Foreign tourists could pay $100 and New Zealanders $40 to cope with a huge increase in trampers — especially overseas travellers — and their effect on the environment, he suggested.
Sanson said the country's Great Walks brand had "exploded" but this popularity had created some problems...
In March, he took the United States ambassador to the Tongariro Alpine Crossing — a 19.4km one-day trek between the Mangatepopo Valley and Ketatahi Rd in the North Island.
"Every time we stopped we were surrounded by 40 people. That is not my New Zealand. We have got to work this stuff out — these are the real challenges," Sanson told the Queenstown Chamber of Commerce yesterday...
Introducing differential charges on the Great Walks was one potential mechanism to alleviate pressure, Mr Sanson said.
"We have got to think [about that]. I think New Zealand has to have this debate about how we're going to do bed taxes, departure charges — we have got to work our way around this.
"I think a differential charge [is an option] — internationals [pay] $100, we get a 60 per cent discount."
The New Zealand Herald then ran an editorial the next day, entitled "Turnstiles on wilderness is not the answer". The editorial raised some good practical issues with charging a fee for trampers on the Great Walks:
Would rangers be posted to collect cash, or check tickets that would have to be bought in advance? How would they be enforced?
It also raised an important issue about the perception of the service provided by DoC:
A charge changes the way users regard it. The track and its surrounds would cease to be a privilege for which they are grateful, and become something they feel they have paid for.
They will have an idea of the value they expect and rights they believe due for their expense. They may be more likely to leave their rubbish in the park. The costs of removing litter and cleaning camping areas may quickly exceed the revenue collected.
However, the editorial ignored the fundamental issue of providing goods and services for 'free'. If something comes with no explicit monetary cost associated with it, that does not mean that it is free. Economists recognise that there are opportunity costs (because in choosing to do a Great Walk, we are foregoing something else of value we could have done in that time), but this is about more than just opportunity costs.

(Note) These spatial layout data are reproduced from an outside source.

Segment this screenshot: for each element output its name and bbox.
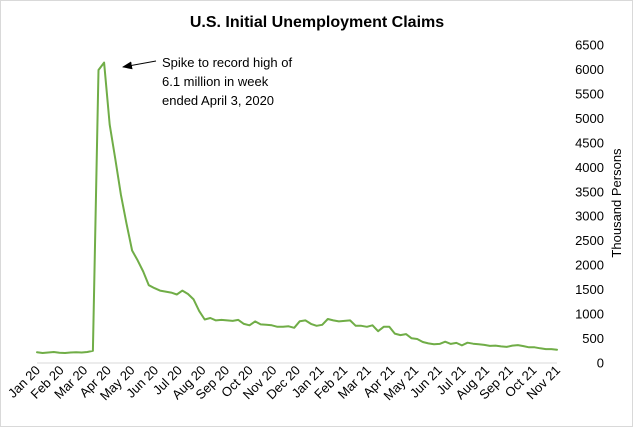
- y-tick-label: 1500: [575, 282, 604, 297]
- y-tick-label: 0: [597, 356, 604, 371]
- y-tick-label: 3500: [575, 184, 604, 199]
- y-tick-label: 5500: [575, 86, 604, 101]
- annotation-arrow: [122, 60, 157, 70]
- y-tick-label: 4500: [575, 135, 604, 150]
- y-tick-label: 500: [582, 331, 604, 346]
- y-tick-label: 6000: [575, 62, 604, 77]
- y-tick-group: 0 500 1000 1500 2000 2500 3000 3500 4000 4500 5000…: [575, 38, 604, 371]
- y-tick-label: 5000: [575, 111, 604, 126]
- y-tick-label: 6500: [575, 38, 604, 53]
- annotation-line-3: ended April 3, 2020: [162, 93, 274, 108]
- y-tick-label: 1000: [575, 307, 604, 322]
- chart-title: U.S. Initial Unemployment Claims: [190, 14, 444, 31]
- y-tick-label: 2500: [575, 233, 604, 248]
- claims-series-line: [36, 61, 558, 354]
- annotation-line-2: 6.1 million in week: [162, 74, 269, 89]
- y-tick-label: 4000: [575, 160, 604, 175]
- y-axis-title: Thousand Persons: [609, 148, 624, 258]
- y-tick-label: 2000: [575, 258, 604, 273]
- annotation-line-1: Spike to record high of: [162, 55, 292, 70]
- spike-annotation: Spike to record high of 6.1 million in w…: [122, 55, 292, 108]
- y-tick-label: 3000: [575, 209, 604, 224]
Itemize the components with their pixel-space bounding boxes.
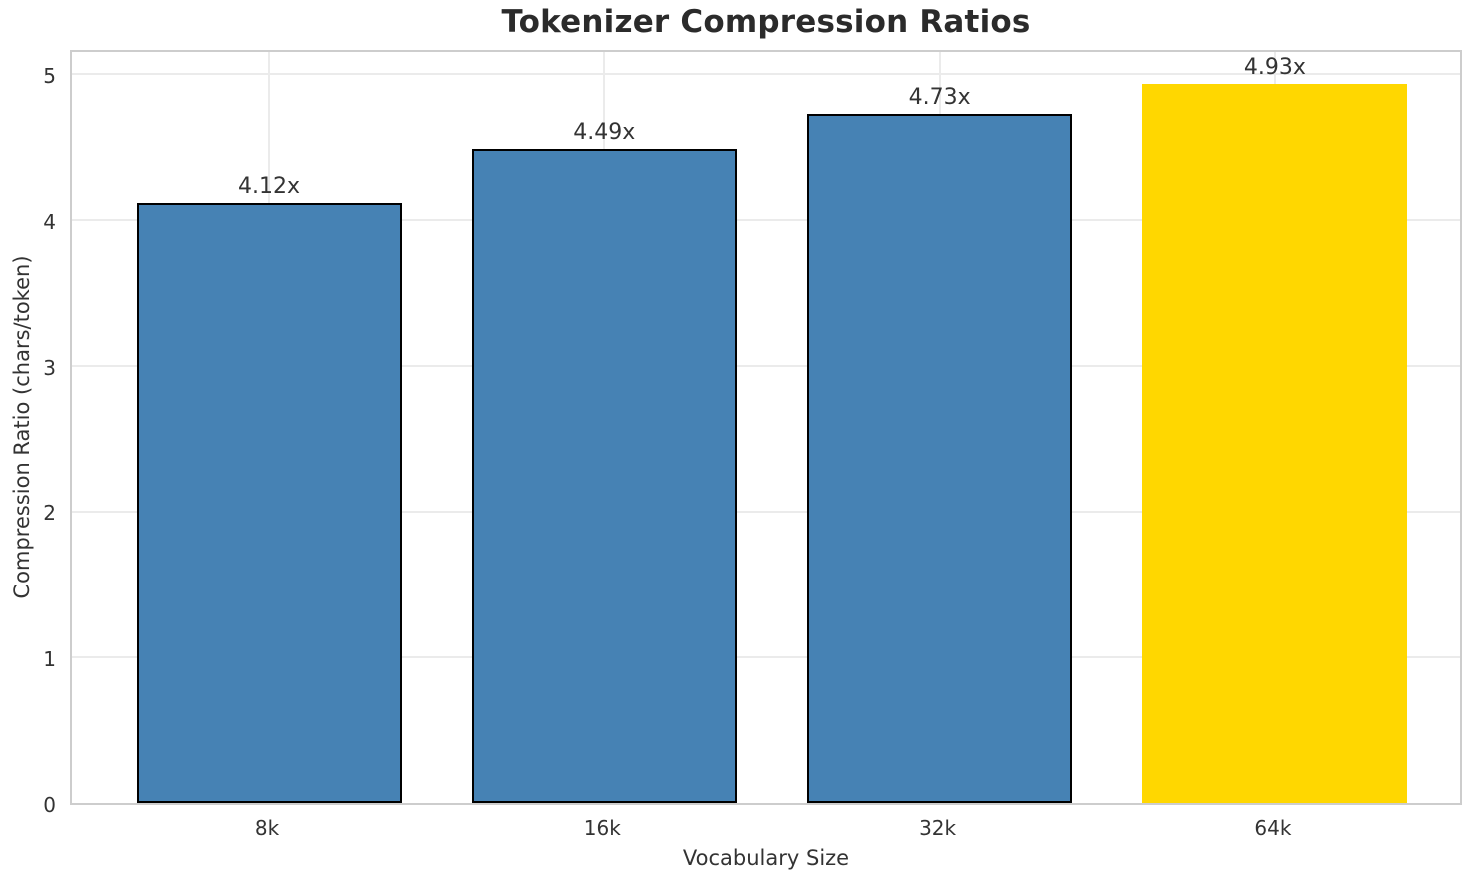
bar-value-label: 4.93x [1243, 55, 1306, 81]
chart-title: Tokenizer Compression Ratios [501, 4, 1031, 40]
x-tick-label: 64k [1254, 816, 1292, 840]
gridline-horizontal [72, 364, 1460, 367]
y-axis-label: Compression Ratio (chars/token) [10, 255, 34, 599]
y-tick-label: 3 [43, 355, 56, 380]
y-tick-label: 4 [43, 209, 56, 234]
bar-value-label: 4.49x [573, 119, 636, 145]
gridline-horizontal [72, 219, 1460, 221]
x-tick-label: 16k [583, 816, 621, 840]
x-tick-label: 8k [254, 816, 280, 840]
plot-area: 4.12x 4.49x 4.73x 4.93x [70, 50, 1462, 805]
gridline-horizontal [72, 73, 1460, 76]
gridline-horizontal [72, 510, 1460, 513]
x-axis-label: Vocabulary Size [682, 846, 850, 870]
bar-value-label: 4.73x [908, 84, 971, 110]
bar-16k [471, 148, 737, 803]
y-tick-label: 5 [43, 64, 56, 89]
x-tick-label: 32k [919, 816, 957, 840]
bar-value-label: 4.12x [237, 173, 300, 199]
bar-8k [136, 202, 402, 803]
bar-32k [807, 113, 1073, 803]
y-tick-label: 0 [43, 793, 56, 817]
y-tick-label: 1 [43, 647, 56, 672]
bar-64k [1142, 84, 1408, 803]
gridline-horizontal [72, 656, 1460, 659]
y-tick-label: 2 [43, 501, 56, 526]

When a good or service has no monetary cost, there will almost always be excess demand for it - more consumers wanting to take advantage of the service than there is capacity to provide the service. Excess demand can be managed in various ways - one way is to raise the price (as suggested by Sanson). Another is to limit the quantity and use some form of waiting list (as is practiced in the health sector). A third alternative is to degrade the quality of the service until demand matches supply (because as the quality of the service degrades, fewer people will want to avail themselves of it).

The latter option doesn't sound particularly appealing, but it's the option that Sanson is most against, and would be the necessary consequence of the laissez faire approach the Herald editorial advocates for. Sanson already notes one way that the quality of the Great Walks is affected, when he notes "Every time we stopped we were surrounded by 40 people". If you want to take a Great Walk in order to experience the serene beauty and tranquillity of our natural landscape, the last thing you want is to be constantly mobbed by selfie-taking dickheads. The quality of the experience degrades the more people are on the Great Walks.

Pricing might not be appetising to some, but at least it would manage the demand for the Great Walks. Providing lower prices to locals is, as I have noted previously, an appropriate form of price discrimination that I remain surprised that we don't see more of in New Zealand. Of course, that doesn't negate the practical concerns raised in the Herald editorial. But if we want to maintain the quality of the experience on the Great Walks, this is a conversation that we should be having.